Tesco currently operates in 12 countries out-side the UK, including China, Turkey and Japan. It is expected to become Britain's biggest non-food retailer by the end of the year.
According to pay consultancy Reward Technology Forum, Tesco boss Sir Terry Leahy now has a basic salary of more than £1 million or £20,000 a week before any bonuses or other rewards are taken into consideration.
Last month Tesco saw its market share increase to 31.4 per cent during the 12 weeks to September 10 compared to 30.1 per cent during the same period last year, figures from TNS Worldpanel revealed.
But the supermarket giant also has its critics.
Concerns over the dominance of Tesco has spawned a website called "Tescopoly" and led to calls for a Government investigation into its position.
Campaigners focus on the impact on local businesses, particularly from the drive into non-food areas, and the apparent creation of "Tesco towns" where shoppers are surrounded by different store formats. Tesco and other supermarkets are currently the subject of an investigation into their dominance by the Competition Commission.

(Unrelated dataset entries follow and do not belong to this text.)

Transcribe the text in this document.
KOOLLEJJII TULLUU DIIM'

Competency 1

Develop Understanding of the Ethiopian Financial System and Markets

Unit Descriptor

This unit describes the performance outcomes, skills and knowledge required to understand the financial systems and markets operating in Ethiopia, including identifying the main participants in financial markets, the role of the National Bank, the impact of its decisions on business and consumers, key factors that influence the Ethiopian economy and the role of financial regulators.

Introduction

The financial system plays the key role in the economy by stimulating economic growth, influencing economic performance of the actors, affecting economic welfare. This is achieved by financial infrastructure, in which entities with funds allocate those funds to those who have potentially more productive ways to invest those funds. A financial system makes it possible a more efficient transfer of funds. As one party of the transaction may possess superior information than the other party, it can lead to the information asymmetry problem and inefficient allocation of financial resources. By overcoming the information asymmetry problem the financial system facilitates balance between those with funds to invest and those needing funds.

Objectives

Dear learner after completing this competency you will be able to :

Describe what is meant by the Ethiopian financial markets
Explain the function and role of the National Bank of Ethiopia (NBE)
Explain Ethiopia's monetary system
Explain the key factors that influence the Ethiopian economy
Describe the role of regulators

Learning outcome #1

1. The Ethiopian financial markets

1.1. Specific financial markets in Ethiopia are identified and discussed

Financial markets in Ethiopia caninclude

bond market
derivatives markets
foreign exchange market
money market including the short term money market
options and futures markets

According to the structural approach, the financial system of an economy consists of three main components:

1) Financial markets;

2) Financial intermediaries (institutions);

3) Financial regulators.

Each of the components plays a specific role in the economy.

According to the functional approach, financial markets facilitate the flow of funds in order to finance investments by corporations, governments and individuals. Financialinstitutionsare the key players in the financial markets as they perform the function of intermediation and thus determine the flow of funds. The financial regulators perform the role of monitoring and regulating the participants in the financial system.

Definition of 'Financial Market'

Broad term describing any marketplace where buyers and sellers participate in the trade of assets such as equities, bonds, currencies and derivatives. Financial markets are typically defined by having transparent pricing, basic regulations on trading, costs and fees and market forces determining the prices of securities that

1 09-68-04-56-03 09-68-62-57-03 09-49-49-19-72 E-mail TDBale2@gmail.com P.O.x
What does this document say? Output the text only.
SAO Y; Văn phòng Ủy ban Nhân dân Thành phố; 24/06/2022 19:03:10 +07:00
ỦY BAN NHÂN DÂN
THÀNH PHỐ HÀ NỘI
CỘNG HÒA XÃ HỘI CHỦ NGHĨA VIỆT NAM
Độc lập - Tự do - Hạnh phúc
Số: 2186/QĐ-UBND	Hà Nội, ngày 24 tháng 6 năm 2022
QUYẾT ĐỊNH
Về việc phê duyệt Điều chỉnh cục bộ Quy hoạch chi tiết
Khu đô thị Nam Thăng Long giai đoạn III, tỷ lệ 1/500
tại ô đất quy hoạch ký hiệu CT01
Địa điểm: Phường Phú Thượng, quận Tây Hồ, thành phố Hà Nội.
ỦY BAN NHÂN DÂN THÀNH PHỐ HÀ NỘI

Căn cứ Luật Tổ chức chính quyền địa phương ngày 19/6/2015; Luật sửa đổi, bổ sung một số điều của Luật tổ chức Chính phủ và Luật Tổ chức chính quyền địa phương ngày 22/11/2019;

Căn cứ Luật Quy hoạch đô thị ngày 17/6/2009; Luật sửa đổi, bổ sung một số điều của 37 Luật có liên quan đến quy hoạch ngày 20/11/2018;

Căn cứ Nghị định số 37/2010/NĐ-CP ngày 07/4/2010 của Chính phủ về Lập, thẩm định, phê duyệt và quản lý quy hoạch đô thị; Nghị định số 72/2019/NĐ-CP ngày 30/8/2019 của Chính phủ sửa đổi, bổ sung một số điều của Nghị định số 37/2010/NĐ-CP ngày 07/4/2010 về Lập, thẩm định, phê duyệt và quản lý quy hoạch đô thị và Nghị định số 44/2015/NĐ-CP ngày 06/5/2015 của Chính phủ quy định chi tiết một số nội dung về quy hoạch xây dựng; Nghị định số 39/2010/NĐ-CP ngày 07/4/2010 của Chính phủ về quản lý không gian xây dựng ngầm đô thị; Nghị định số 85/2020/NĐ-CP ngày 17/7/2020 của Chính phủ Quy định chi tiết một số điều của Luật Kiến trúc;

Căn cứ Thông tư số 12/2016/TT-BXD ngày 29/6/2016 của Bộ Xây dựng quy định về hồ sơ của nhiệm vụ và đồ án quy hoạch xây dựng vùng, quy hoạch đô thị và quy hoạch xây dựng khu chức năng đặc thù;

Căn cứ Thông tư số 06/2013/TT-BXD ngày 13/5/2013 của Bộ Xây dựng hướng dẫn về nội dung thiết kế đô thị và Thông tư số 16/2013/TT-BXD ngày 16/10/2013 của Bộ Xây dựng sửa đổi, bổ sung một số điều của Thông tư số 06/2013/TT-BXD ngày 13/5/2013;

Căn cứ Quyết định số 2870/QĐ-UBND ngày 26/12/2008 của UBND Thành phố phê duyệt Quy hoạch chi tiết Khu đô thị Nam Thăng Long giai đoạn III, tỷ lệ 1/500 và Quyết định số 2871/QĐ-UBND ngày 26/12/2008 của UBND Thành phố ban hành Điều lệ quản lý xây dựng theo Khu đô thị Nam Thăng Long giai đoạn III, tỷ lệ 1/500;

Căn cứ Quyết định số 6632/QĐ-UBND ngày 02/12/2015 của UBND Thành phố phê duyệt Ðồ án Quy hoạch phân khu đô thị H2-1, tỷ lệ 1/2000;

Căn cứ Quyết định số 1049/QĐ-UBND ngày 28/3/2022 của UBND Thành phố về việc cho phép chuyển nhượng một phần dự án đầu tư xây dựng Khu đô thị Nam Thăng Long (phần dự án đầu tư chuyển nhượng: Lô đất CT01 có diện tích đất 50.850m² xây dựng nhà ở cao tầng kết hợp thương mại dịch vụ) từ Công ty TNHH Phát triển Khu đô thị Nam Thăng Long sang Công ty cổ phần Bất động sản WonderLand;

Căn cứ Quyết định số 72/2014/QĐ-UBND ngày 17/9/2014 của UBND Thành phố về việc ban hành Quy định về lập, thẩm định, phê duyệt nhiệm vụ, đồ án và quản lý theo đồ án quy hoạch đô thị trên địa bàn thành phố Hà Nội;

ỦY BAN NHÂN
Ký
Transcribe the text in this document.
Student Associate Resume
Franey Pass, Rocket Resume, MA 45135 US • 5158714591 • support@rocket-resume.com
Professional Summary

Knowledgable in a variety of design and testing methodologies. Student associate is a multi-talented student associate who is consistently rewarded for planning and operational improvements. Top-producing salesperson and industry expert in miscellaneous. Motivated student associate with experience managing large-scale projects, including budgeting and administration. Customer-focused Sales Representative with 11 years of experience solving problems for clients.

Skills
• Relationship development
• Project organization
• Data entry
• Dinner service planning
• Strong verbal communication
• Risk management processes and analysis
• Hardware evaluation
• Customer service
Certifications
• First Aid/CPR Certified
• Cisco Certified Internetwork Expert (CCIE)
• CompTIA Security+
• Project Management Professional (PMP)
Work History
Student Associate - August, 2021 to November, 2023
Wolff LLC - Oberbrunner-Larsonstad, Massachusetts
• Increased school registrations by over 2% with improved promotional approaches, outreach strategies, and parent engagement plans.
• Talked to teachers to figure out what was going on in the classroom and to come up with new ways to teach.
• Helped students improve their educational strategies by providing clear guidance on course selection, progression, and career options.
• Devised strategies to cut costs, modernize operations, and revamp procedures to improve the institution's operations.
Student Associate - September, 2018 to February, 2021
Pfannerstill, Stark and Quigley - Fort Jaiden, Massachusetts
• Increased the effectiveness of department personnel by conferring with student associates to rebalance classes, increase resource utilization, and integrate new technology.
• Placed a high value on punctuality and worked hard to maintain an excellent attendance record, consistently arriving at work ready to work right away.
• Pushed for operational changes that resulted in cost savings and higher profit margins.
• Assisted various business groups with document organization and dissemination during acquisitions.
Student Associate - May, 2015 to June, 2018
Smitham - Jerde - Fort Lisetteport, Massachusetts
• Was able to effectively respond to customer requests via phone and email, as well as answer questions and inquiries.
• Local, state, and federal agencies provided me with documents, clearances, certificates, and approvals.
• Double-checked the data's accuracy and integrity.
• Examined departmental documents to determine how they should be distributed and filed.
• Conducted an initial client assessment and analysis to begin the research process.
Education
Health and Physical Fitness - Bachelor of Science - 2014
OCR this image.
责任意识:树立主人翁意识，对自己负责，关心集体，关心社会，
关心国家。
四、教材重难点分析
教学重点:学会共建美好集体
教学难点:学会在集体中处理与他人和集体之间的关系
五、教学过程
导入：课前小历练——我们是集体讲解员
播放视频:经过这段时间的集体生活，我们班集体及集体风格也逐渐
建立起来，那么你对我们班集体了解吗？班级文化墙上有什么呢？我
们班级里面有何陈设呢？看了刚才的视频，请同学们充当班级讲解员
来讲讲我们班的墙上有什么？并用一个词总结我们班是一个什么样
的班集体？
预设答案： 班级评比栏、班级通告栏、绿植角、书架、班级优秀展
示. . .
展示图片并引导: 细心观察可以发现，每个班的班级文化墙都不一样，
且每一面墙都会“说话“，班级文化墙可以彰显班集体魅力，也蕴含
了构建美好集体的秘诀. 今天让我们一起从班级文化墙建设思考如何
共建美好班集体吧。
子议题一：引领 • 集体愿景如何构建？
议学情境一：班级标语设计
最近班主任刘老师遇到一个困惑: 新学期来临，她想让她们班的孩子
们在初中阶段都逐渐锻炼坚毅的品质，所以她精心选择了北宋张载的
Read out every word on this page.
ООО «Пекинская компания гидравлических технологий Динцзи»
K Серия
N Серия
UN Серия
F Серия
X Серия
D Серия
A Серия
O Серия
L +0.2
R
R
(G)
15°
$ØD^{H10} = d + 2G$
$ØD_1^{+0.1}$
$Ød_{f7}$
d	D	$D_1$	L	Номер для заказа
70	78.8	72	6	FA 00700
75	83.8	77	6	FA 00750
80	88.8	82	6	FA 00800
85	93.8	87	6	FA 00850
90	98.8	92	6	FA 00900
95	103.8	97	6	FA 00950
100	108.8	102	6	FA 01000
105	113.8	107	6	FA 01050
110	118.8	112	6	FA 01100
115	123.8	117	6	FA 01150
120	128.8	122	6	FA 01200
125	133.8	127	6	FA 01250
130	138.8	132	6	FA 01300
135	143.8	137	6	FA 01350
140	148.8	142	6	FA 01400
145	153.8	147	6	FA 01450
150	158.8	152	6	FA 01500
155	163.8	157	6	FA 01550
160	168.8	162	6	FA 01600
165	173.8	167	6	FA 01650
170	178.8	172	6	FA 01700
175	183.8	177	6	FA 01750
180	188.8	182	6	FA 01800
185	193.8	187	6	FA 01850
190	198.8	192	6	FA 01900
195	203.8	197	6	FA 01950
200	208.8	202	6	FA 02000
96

The inquiry was launched after the Office of Fair Trading flagged fears that consumers were losing out because the planning system and tactics of some chains made it harder for rivals to open stores.
The OFT highlighted the establishment of large land-banks and evidence that firms would only agree to sell sites if they are not used for retailing.
Findings from the Competition Commission are not expected until next year.
Sir Terry strongly denied claims that the huge success of the supermarkets was killing the high street and insisted Tesco was simply delivering what customers want.